I am drawn to blank space and, via poetry, I trade in how that blank space carries over from image into dream. Great avoidances, sudden things. The vulgar, the viral. I self-publish most of my work, and have had a few poetry collections published by presses. I am most excited at the moment about my collection ‘Wasp, gasp.’ which was just published in November 2023 by Incunabula Media, with cover art by my son Noah Michael Smock.

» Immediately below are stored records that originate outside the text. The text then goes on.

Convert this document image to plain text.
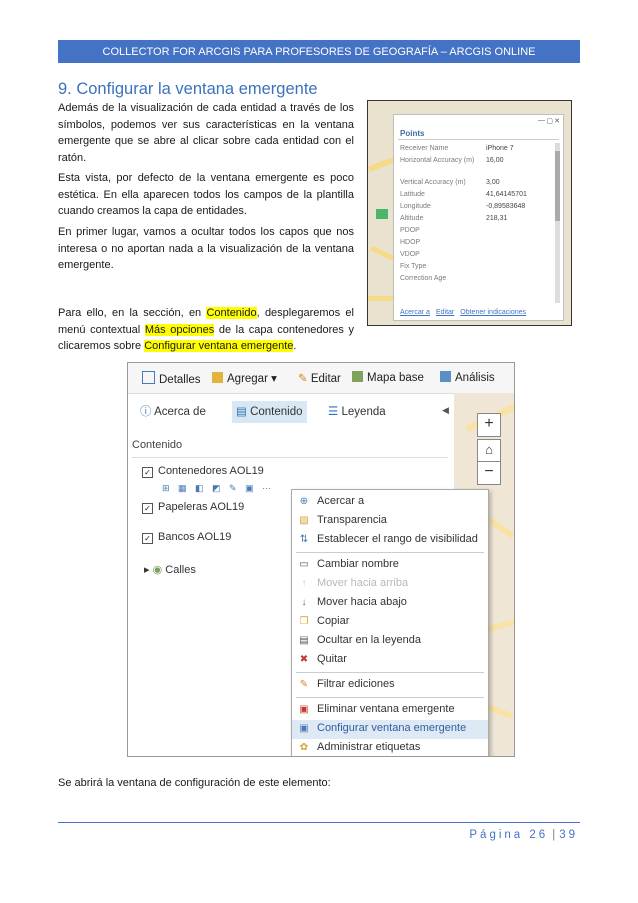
COLLECTOR FOR ARCGIS PARA PROFESORES DE GEOGRAFÍA – ARCGIS ONLINE
9. Configurar la ventana emergente

Además de la visualización de cada entidad a través de los símbolos, podemos ver sus características en la ventana emergente que se abre al clicar sobre cada entidad con el ratón.

Esta vista, por defecto de la ventana emergente es poco estética. En ella aparecen todos los campos de la plantilla cuando creamos la capa de entidades.

En primer lugar, vamos a ocultar todos los capos que nos interesa o no aportan nada a la visualización de la ventana emergente.

Para ello, en la sección, en Contenido, desplegaremos el menú contextual Más opciones de la capa contenedores y clicaremos sobre Configurar ventana emergente.

— ▢ ✕
Points
Receiver Name	iPhone 7
Horizontal Accuracy (m)	16,00
Vertical Accuracy (m)	3,00
Latitude	41,64145701
Longitude	-0,89583648
Altitude	218,31
PDOP
HDOP
VDOP
Fix Type
Correction Age
Acercar a Editar Obtener indicaciones
Detalles	Agregar ▾ ✎ Editar	Mapa base	Análisis
ⓘ Acerca de	▤ Contenido	☰ Leyenda	◀
Contenido
✓ Contenedores AOL19
⊞ ▦ ◧ ◩ ✎ ▣ ⋯
✓ Papeleras AOL19
✓ Bancos AOL19
▸ ◉ Calles
+
⌂
−
⊕ Acercar a
▧ Transparencia
⇅ Establecer el rango de visibilidad
▭ Cambiar nombre
↑ Mover hacia arriba
↓ Mover hacia abajo
❐ Copiar
▤ Ocultar en la leyenda
✖ Quitar
✎ Filtrar ediciones
▣ Eliminar ventana emergente
▣ Configurar ventana emergente
✿ Administrar etiquetas
Se abrirá la ventana de configuración de este elemento:
Página 26 | 39
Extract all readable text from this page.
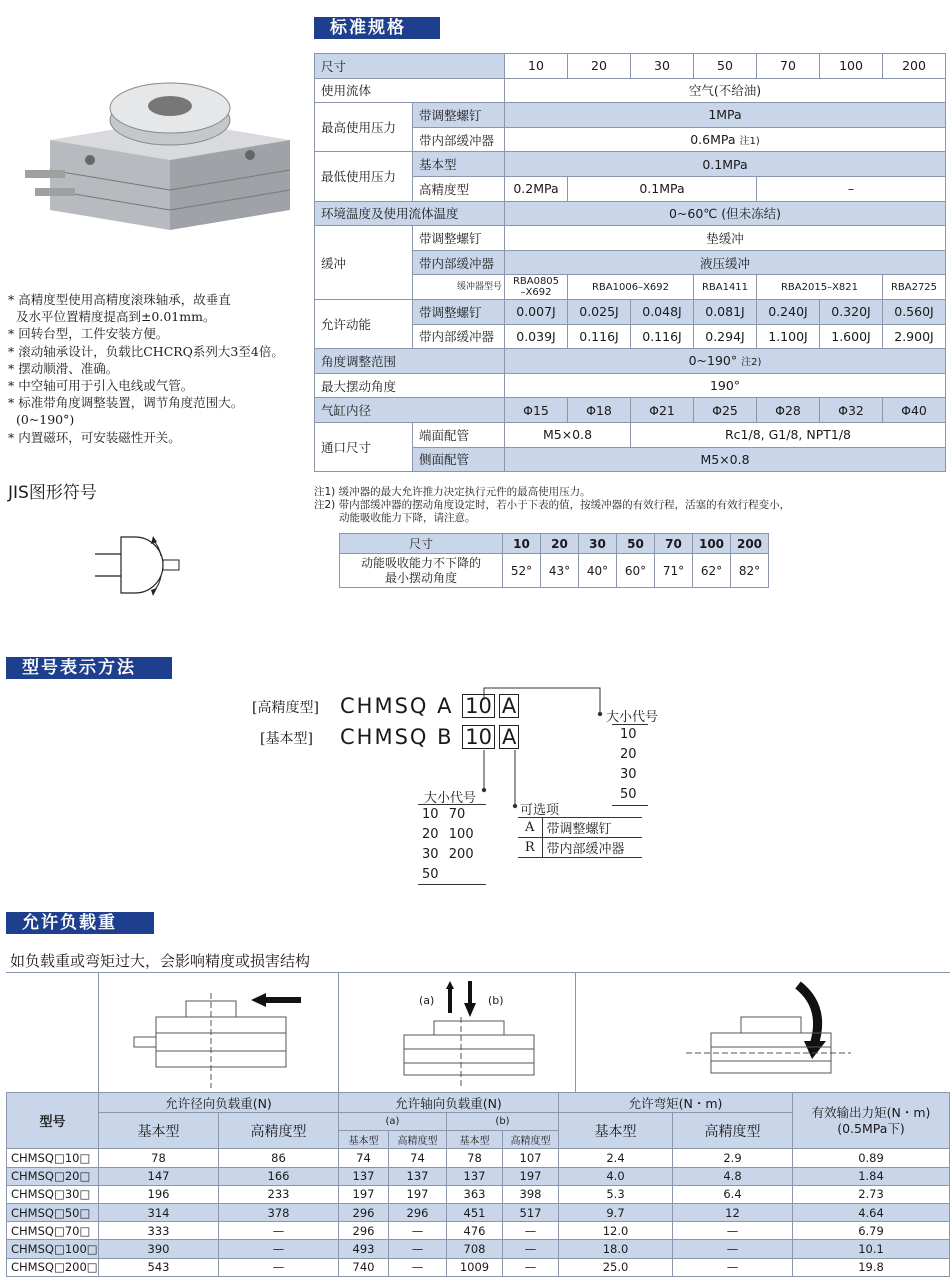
* 高精度型使用高精度滚珠轴承，故垂直
及水平位置精度提高到±0.01mm。
* 回转台型，工件安装方便。
* 滚动轴承设计，负载比CHCRQ系列大3至4倍。
* 摆动顺滑、准确。
* 中空轴可用于引入电线或气管。
* 标准带角度调整装置，调节角度范围大。
(0~190°)
* 内置磁环，可安装磁性开关。
JIS图形符号
标准规格
尺寸		10	20	30	50	70	100	200
使用流体		空气(不给油)						
最高使用压力	带调整螺钉	1MPa						
	带内部缓冲器	0.6MPa 注1)						
最低使用压力	基本型	0.1MPa						
	高精度型	0.2MPa	0.1MPa			–		
环境温度及使用流体温度		0~60℃ (但未冻结)						
缓冲	带调整螺钉	垫缓冲						
	带内部缓冲器	液压缓冲						
	缓冲器型号	RBA0805
–X692	RBA1006–X692		RBA1411	RBA2015–X821		RBA2725
允许动能	带调整螺钉	0.007J	0.025J	0.048J	0.081J	0.240J	0.320J	0.560J
	带内部缓冲器	0.039J	0.116J	0.116J	0.294J	1.100J	1.600J	2.900J
角度调整范围		0~190° 注2)						
最大摆动角度		190°						
气缸内径		Φ15	Φ18	Φ21	Φ25	Φ28	Φ32	Φ40
通口尺寸	端面配管	M5×0.8		Rc1/8, G1/8, NPT1/8				
	侧面配管	M5×0.8						
注1) 缓冲器的最大允许推力决定执行元件的最高使用压力。
注2) 带内部缓冲器的摆动角度设定时，若小于下表的值，按缓冲器的有效行程，活塞的有效行程变小，
动能吸收能力下降，请注意。
尺寸	10	20	30	50	70	100	200
动能吸收能力不下降的
最小摆动角度	52°	43°	40°	60°	71°	62°	82°
型号表示方法
[高精度型]
[基本型]
CHMSQ A 10 A
CHMSQ B 10 A
大小代号
10
20
30
50
大小代号
10	70
20	100
30	200
50	
可选项
A	带调整螺钉
R	带内部缓冲器
允许负载重
如负载重或弯矩过大，会影响精度或损害结构
(a)	(b)
型号	允许径向负载重(N)		允许轴向负载重(N)				允许弯矩(N・m)		有效输出力矩(N・m)
(0.5MPa下)
	基本型	高精度型	(a)		(b)		基本型	高精度型	
			基本型	高精度型	基本型	高精度型			
CHMSQ□10□	78	86	74	74	78	107	2.4	2.9	0.89
CHMSQ□20□	147	166	137	137	137	197	4.0	4.8	1.84
CHMSQ□30□	196	233	197	197	363	398	5.3	6.4	2.73
CHMSQ□50□	314	378	296	296	451	517	9.7	12	4.64
CHMSQ□70□	333	—	296	—	476	—	12.0	—	6.79
CHMSQ□100□	390	—	493	—	708	—	18.0	—	10.1
CHMSQ□200□	543	—	740	—	1009	—	25.0	—	19.8
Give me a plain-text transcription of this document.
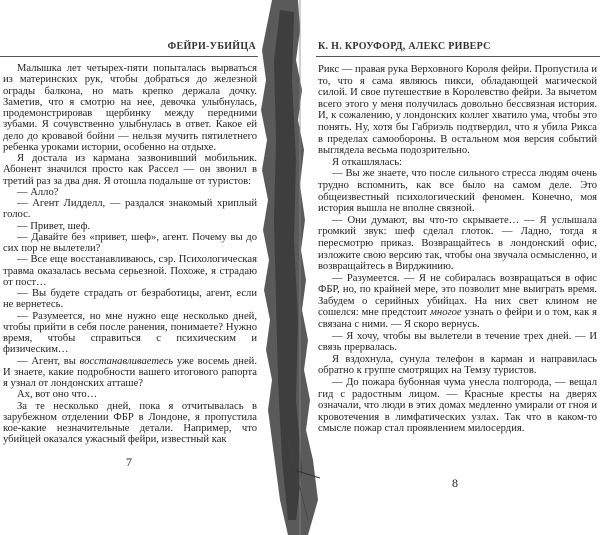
ФЕЙРИ-УБИЙЦА

Малышка лет четырех-пяти попыталась вырваться из материнских рук, чтобы добраться до железной ограды балкона, но мать крепко держала дочку. Заметив, что я смотрю на нее, девочка улыбнулась, продемонстрировав щербинку между передними зубами. Я сочувственно улыбнулась в ответ. Какое ей дело до кровавой бойни — нельзя мучить пятилетнего ребенка уроками истории, особенно на отдыхе.

Я достала из кармана зазвонивший мобильник. Абонент значился просто как Рассел — он звонил в третий раз за два дня. Я отошла подальше от туристов:

— Алло?

— Агент Лидделл, — раздался знакомый хриплый голос.

— Привет, шеф.

— Давайте без «привет, шеф», агент. Почему вы до сих пор не вылетели?

— Все еще восстанавливаюсь, сэр. Психологическая травма оказалась весьма серьезной. Похоже, я страдаю от пост…

— Вы будете страдать от безработицы, агент, если не вернетесь.

— Разумеется, но мне нужно еще несколько дней, чтобы прийти в себя после ранения, понимаете? Нужно время, чтобы справиться с психическим и физическим…

— Агент, вы восстанавливаетесь уже восемь дней. И знаете, какие подробности вашего итогового рапорта я узнал от лондонских атташе?

Ах, вот оно что…

За те несколько дней, пока я отчитывалась в зарубежном отделении ФБР в Лондоне, я пропустила кое-какие незначительные детали. Например, что убийцей оказался ужасный фейри, известный как

7
К. Н. КРОУФОРД, АЛЕКС РИВЕРС

Рикс — правая рука Верховного Короля фейри. Пропустила и то, что я сама являюсь пикси, обладающей магической силой. И свое путешествие в Королевство фейри. За вычетом всего этого у меня получилась довольно бессвязная история. И, к сожалению, у лондонских коллег хватило ума, чтобы это понять. Ну, хотя бы Габриэль подтвердил, что я убила Рикса в пределах самообороны. В остальном моя версия событий выглядела весьма подозрительно.

Я откашлялась:

— Вы же знаете, что после сильного стресса людям очень трудно вспомнить, как все было на самом деле. Это общеизвестный психологический феномен. Конечно, моя история вышла не вполне связной.

— Они думают, вы что-то скрываете… — Я услышала громкий звук: шеф сделал глоток. — Ладно, тогда я пересмотрю приказ. Возвращайтесь в лондонский офис, изложите свою версию так, чтобы она звучала осмысленно, и возвращайтесь в Вирджинию.

— Разумеется. — Я не собиралась возвращаться в офис ФБР, но, по крайней мере, это позволит мне выиграть время. Забудем о серийных убийцах. На них свет клином не сошелся: мне предстоит многое узнать о фейри и о том, как я связана с ними. — Я скоро вернусь.

— Я хочу, чтобы вы вылетели в течение трех дней. — И связь прервалась.

Я вздохнула, сунула телефон в карман и направилась обратно к группе смотрящих на Темзу туристов.

— До пожара бубонная чума унесла полгорода, — вещал гид с радостным лицом. — Красные кресты на дверях означали, что люди в этих домах медленно умирали от гноя и кровотечения в лимфатических узлах. Так что в каком-то смысле пожар стал проявлением милосердия.

8
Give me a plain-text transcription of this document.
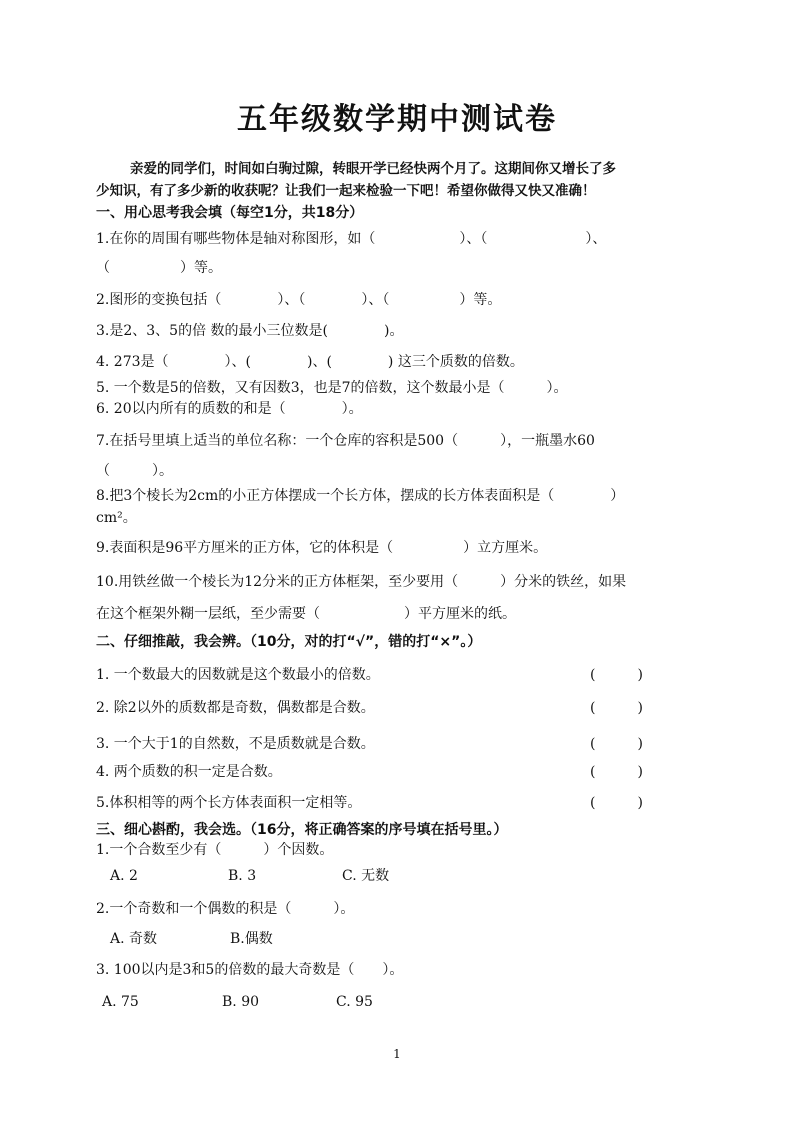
五年级数学期中测试卷
亲爱的同学们，时间如白驹过隙，转眼开学已经快两个月了。这期间你又增长了多
少知识，有了多少新的收获呢？让我们一起来检验一下吧！希望你做得又快又准确！
一、用心思考我会填（每空1分，共18分）
1.在你的周围有哪些物体是轴对称图形，如（　　　　　　）、（　　　　　　　）、
（　　　　　）等。
2.图形的变换包括（　　　　）、（　　　　）、（　　　　　）等。
3.是2、3、5的倍 数的最小三位数是(　　　　)。
4. 273是（　　　　）、(　　　　)、(　　　　) 这三个质数的倍数。
5. 一个数是5的倍数，又有因数3，也是7的倍数，这个数最小是（　　　）。
6. 20以内所有的质数的和是（　　　　）。
7.在括号里填上适当的单位名称：一个仓库的容积是500（　　　），一瓶墨水60
（　　　）。
8.把3个棱长为2cm的小正方体摆成一个长方体，摆成的长方体表面积是（　　　　）
cm²。
9.表面积是96平方厘米的正方体，它的体积是（　　　　　）立方厘米。
10.用铁丝做一个棱长为12分米的正方体框架，至少要用（　　　）分米的铁丝，如果
在这个框架外糊一层纸，至少需要（　　　　　　）平方厘米的纸。
二、仔细推敲，我会辨。（10分，对的打“√”，错的打“×”。）
1. 一个数最大的因数就是这个数最小的倍数。	(　　　)
2. 除2以外的质数都是奇数，偶数都是合数。	(　　　)
3. 一个大于1的自然数，不是质数就是合数。	(　　　)
4. 两个质数的积一定是合数。	(　　　)
5.体积相等的两个长方体表面积一定相等。	(　　　)
三、细心斟酌，我会选。（16分，将正确答案的序号填在括号里。）
1.一个合数至少有（　　　）个因数。
A. 2	B. 3	C. 无数
2.一个奇数和一个偶数的积是（　　　）。
A. 奇数	B.偶数
3. 100以内是3和5的倍数的最大奇数是（　　）。
A. 75	B. 90	C. 95
1
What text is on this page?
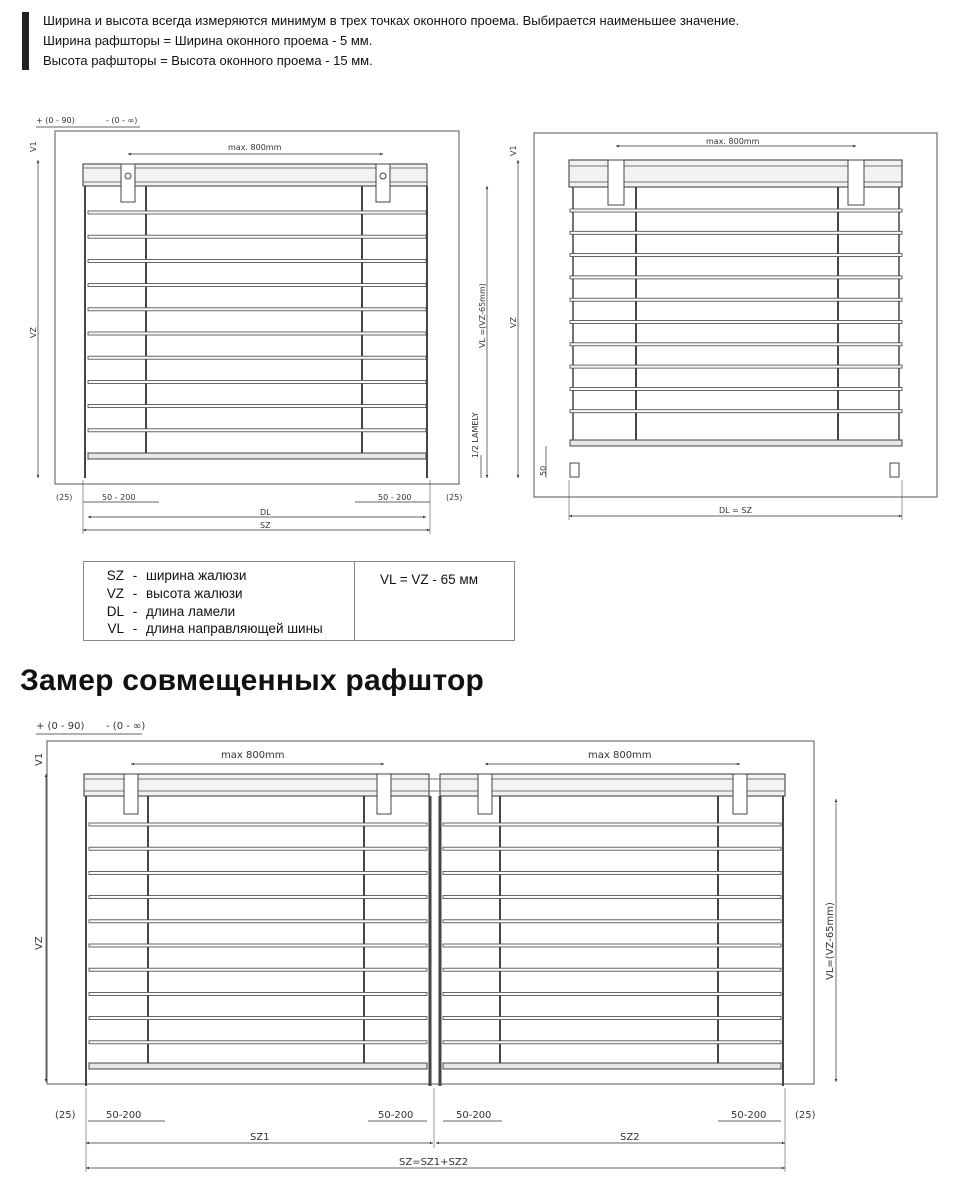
Ширина и высота всегда измеряются минимум в трех точках оконного проема. Выбирается наименьшее значение.
Ширина рафшторы = Ширина оконного проема - 5 мм.
Высота рафшторы = Высота оконного проема - 15 мм.
+ (0 - 90)	- (0 - ∞)
max. 800mm
V1
VZ	VL =(VZ-65mm)
1/2 LAMELY
(25)	(25)
50 - 200	50 - 200
DL
SZ
max. 800mm
V1
VZ
50
DL = SZ
+ (0 - 90) - (0 - ∞)
max 800mm	max 800mm
V1
VZ	VL=(VZ-65mm)
(25)	(25)
50-200	50-200	50-200	50-200
SZ1	SZ2
SZ=SZ1+SZ2
SZ - ширина жалюзи
VZ - высота жалюзи
DL - длина ламели
VL - длина направляющей шины
VL = VZ - 65 мм
Замер совмещенных рафштор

I am a father of four, and my youngest has a rare progressive disease called Vici Syndrome, so time is a thing that can go very backward very quickly. Self-publishing has given me the illusion of control over my hallucinations, and has allowed me to stop time with time.
To me, interrogating the following three things has guided me the most in clearing the correct space for my poems to land: God, death, and language. The existence and non-existence of all three is what allows those who are creator-less to create. You don’t have to know what you think. But you do have to give thought to its syllables and silence. As long as you’re still questioning, you’ll be able to creatively ask.
We do not live in unreal times. We never have. The animal kingdom kindly gave us, gives us, god. The absurd is a manifesto that the dream erases while protesting the afterlife of sleep. You've seen the bodies, gone, mid-ghost. My receipt is a rib, but which one. Surrealism steals the past from nostalgia. It's not an escape. It's a sustainable staying. A personal ruin that ruins nothing. My love for transformation is unchanged. Angels hate art.